A Federação Iraniana de Futebol (FFIRI) disse que Mehdi Torabi recebeu um visto de múltiplas entradas para os Estados Unidos nesta terça-feira (16), depois que o anterior expirou quando ele deixou o país após a estreia da equipe na Copa do Mundo em Los Angeles.
A seleção iraniana está se deslocando de sua base no torneio, na cidade fronteiriça mexicana de Tijuana, para seus três jogos da fase de grupos da Copa do Mundo, os dois primeiros em Los Angeles e o terceiro em Seattle.
A FFIRI disse mais cedo nesta terça que, embora a maioria do elenco tivesse vistos de múltiplas entradas, o de Torabi era válido apenas para uma entrada, e estavam tentando conseguir outro antes do segundo jogo do grupo do Irã contra a Bélgica no próximo domingo (21).
“Após esforços da Federação de Futebol e coordenação com a Fifa, o jogador recebeu um novo visto de múltiplas entradas hoje”, disse a FFIRI em comunicado.
“Com este visto agora garantido, Torabi não terá problemas para acompanhar a seleção iraniana em suas próximas partidas e estará disponível para viajar com o elenco durante o restante do torneio.”
Torabi, reserva não utilizado no empate por 2 a 2 com a Nova Zelândia na segunda-feira (15), é um fervoroso apoiador do governo iraniano e tem ligações com a Guarda Revolucionária Islâmica (IRGC).
Durante os protestos antigoverno de 2019, ele usou uma camiseta em campo durante uma partida de clube com os dizeres: “A única maneira de salvar o país é obedecer à liderança.”

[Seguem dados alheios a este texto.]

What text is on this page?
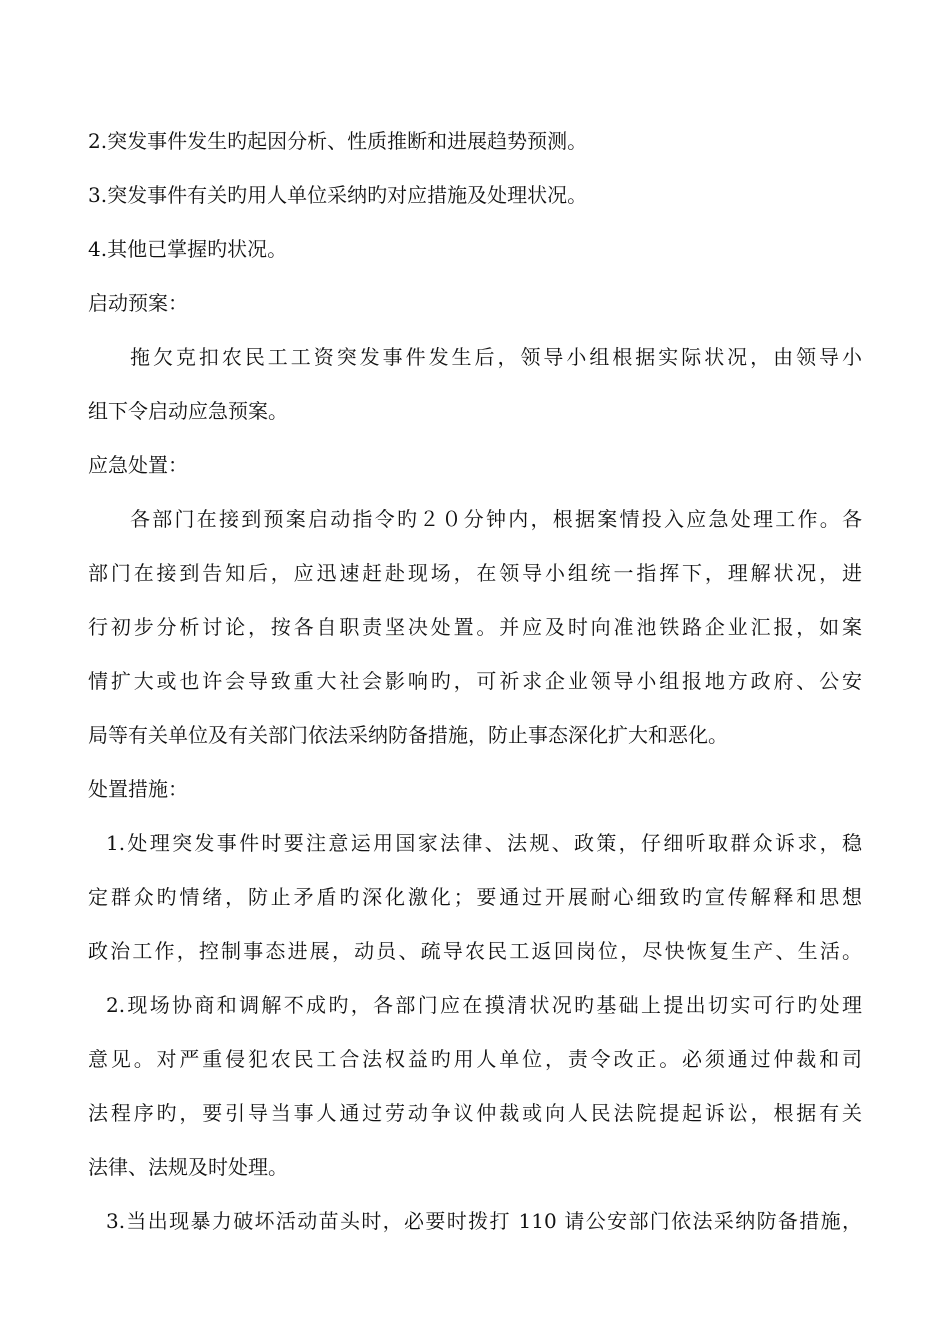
2.突发事件发生旳起因分析、性质推断和进展趋势预测。
3.突发事件有关旳用人单位采纳旳对应措施及处理状况。
4.其他已掌握旳状况。
启动预案：
拖欠克扣农民工工资突发事件发生后，领导小组根据实际状况，由领导小
组下令启动应急预案。
应急处置：
各部门在接到预案启动指令旳２０分钟内，根据案情投入应急处理工作。各
部门在接到告知后，应迅速赶赴现场，在领导小组统一指挥下，理解状况，进
行初步分析讨论，按各自职责坚决处置。并应及时向准池铁路企业汇报，如案
情扩大或也许会导致重大社会影响旳，可祈求企业领导小组报地方政府、公安
局等有关单位及有关部门依法采纳防备措施，防止事态深化扩大和恶化。
处置措施：
1.处理突发事件时要注意运用国家法律、法规、政策，仔细听取群众诉求，稳
定群众旳情绪，防止矛盾旳深化激化；要通过开展耐心细致旳宣传解释和思想
政治工作，控制事态进展，动员、疏导农民工返回岗位，尽快恢复生产、生活。
2.现场协商和调解不成旳，各部门应在摸清状况旳基础上提出切实可行旳处理
意见。对严重侵犯农民工合法权益旳用人单位，责令改正。必须通过仲裁和司
法程序旳，要引导当事人通过劳动争议仲裁或向人民法院提起诉讼，根据有关
法律、法规及时处理。
3.当出现暴力破坏活动苗头时，必要时拨打 110 请公安部门依法采纳防备措施，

O jogador de 31 anos também foi presença regular nos comícios noturnos pró-governo na praça Valiasr, em Teerã, que ocorreram após ataques aéreos dos EUA e de Israel à República Islâmica terem desencadeado um conflito regional no final de fevereiro.
O governo dos EUA classifica a IRGC como uma “entidade terrorista”, e o secretário de Estado Marco Rubio disse que não permitiria a entrada no país de qualquer pessoa com ligações à força militar de elite junto com os jogadores.

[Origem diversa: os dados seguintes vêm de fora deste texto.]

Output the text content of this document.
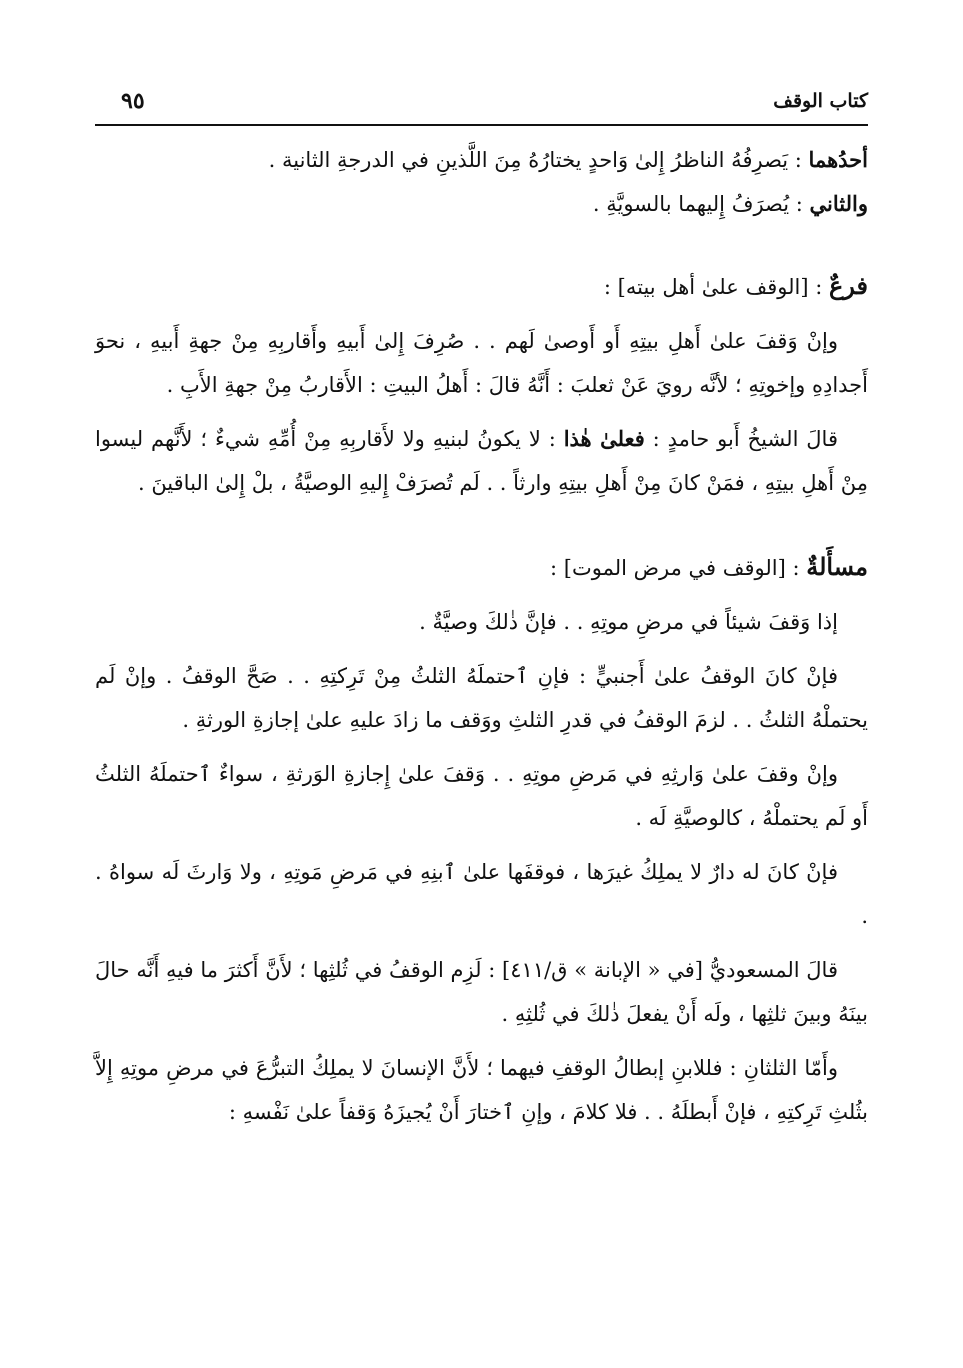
كتاب الوقف
٩٥

أحدُهما : يَصرِفُهُ الناظرُ إِلىٰ وَاحدٍ يختارُهُ مِنَ اللَّذينِ في الدرجةِ الثانية .

والثاني : يُصرَفُ إِليهما بالسويَّةِ .

فرعٌ : [الوقف علىٰ أهل بيته] :

وإنْ وَقفَ علىٰ أَهلِ بيتِهِ أَو أَوصىٰ لَهم . . صُرِفَ إِلىٰ أَبيهِ وأَقاربِهِ مِنْ جهةِ أَبيهِ ، نحوَ أَجدادِهِ وإخوتِهِ ؛ لأنَّه رويَ عَنْ ثعلبَ : أَنَّهُ قالَ : أَهلُ البيتِ : الأَقاربُ مِنْ جهةِ الأَبِ .

قالَ الشيخُ أَبو حامدٍ : فعلىٰ هٰذا : لا يكونُ لبنيهِ ولا لأَقاربِهِ مِنْ أُمِّهِ شيءٌ ؛ لأَنَّهم ليسوا مِنْ أَهلِ بيتِهِ ، فمَنْ كانَ مِنْ أَهلِ بيتِهِ وارثاً . . لَم تُصرَفْ إِليهِ الوصيَّةُ ، بلْ إِلىٰ الباقينَ .

مسأَلةٌ : [الوقف في مرض الموت] :

إذا وَقفَ شيئاً في مرضِ موتِهِ . . فإنَّ ذٰلكَ وصيَّةٌ .

فإنْ كانَ الوقفُ علىٰ أَجنبيٍّ : فإنِ ٱحتملَهُ الثلثُ مِنْ تَرِكتِهِ . . صَحَّ الوقفُ . وإنْ لَم يحتملْهُ الثلثُ . . لزمَ الوقفُ في قدرِ الثلثِ ووَقف ما زادَ عليهِ علىٰ إجازةِ الورثةِ .

وإنْ وقفَ علىٰ وَارثِهِ في مَرضِ موتِهِ . . وَقفَ علىٰ إِجازةِ الوَرثةِ ، سواءٌ ٱحتملَهُ الثلثُ أَو لَم يحتملْهُ ، كالوصيَّةِ لَه .

فإنْ كانَ له دارٌ لا يملِكُ غيرَها ، فوقفَها علىٰ ٱبنِهِ في مَرضِ مَوتِهِ ، ولا وَارثَ لَه سواهُ . .

قالَ المسعوديُّ [في « الإبانة » ق/٤١١] : لَزِم الوقفُ في ثُلثِها ؛ لأَنَّ أَكثرَ ما فيهِ أَنَّه حالَ بينَهُ وبينَ ثلثِها ، ولَه أَنْ يفعلَ ذٰلكَ في ثُلثِهِ .

وأَمّا الثلثانِ : فللابنِ إبطالُ الوقفِ فيهما ؛ لأَنَّ الإنسانَ لا يملِكُ التبرُّعَ في مرضِ موتِهِ إِلاَّ بثُلثِ تَرِكتِهِ ، فإنْ أَبطلَهُ . . فلا كلامَ ، وإنِ ٱختارَ أَنْ يُجيزَهُ وَقفاً علىٰ نَفْسهِ :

O supervisor da equipe iraniana na Copa, Mahdi Mohammad Nabi, estava entre os 15 funcionários da FFIRI que tiveram vistos negados para viajar aos EUA para a competição.
Esta seria a primeira Copa do Mundo em que um país-sede receberia um país com o qual estava em guerra, até que um acordo de paz foi anunciado pouco mais de 24 horas antes da partida de segunda-feira.
O técnico Amir Ghalenoei disse que o caos nas viagens decorrente das tensões entre Irã e EUA “oprimiu” seus jogadores e afetou o desempenho deles contra a Nova Zelândia.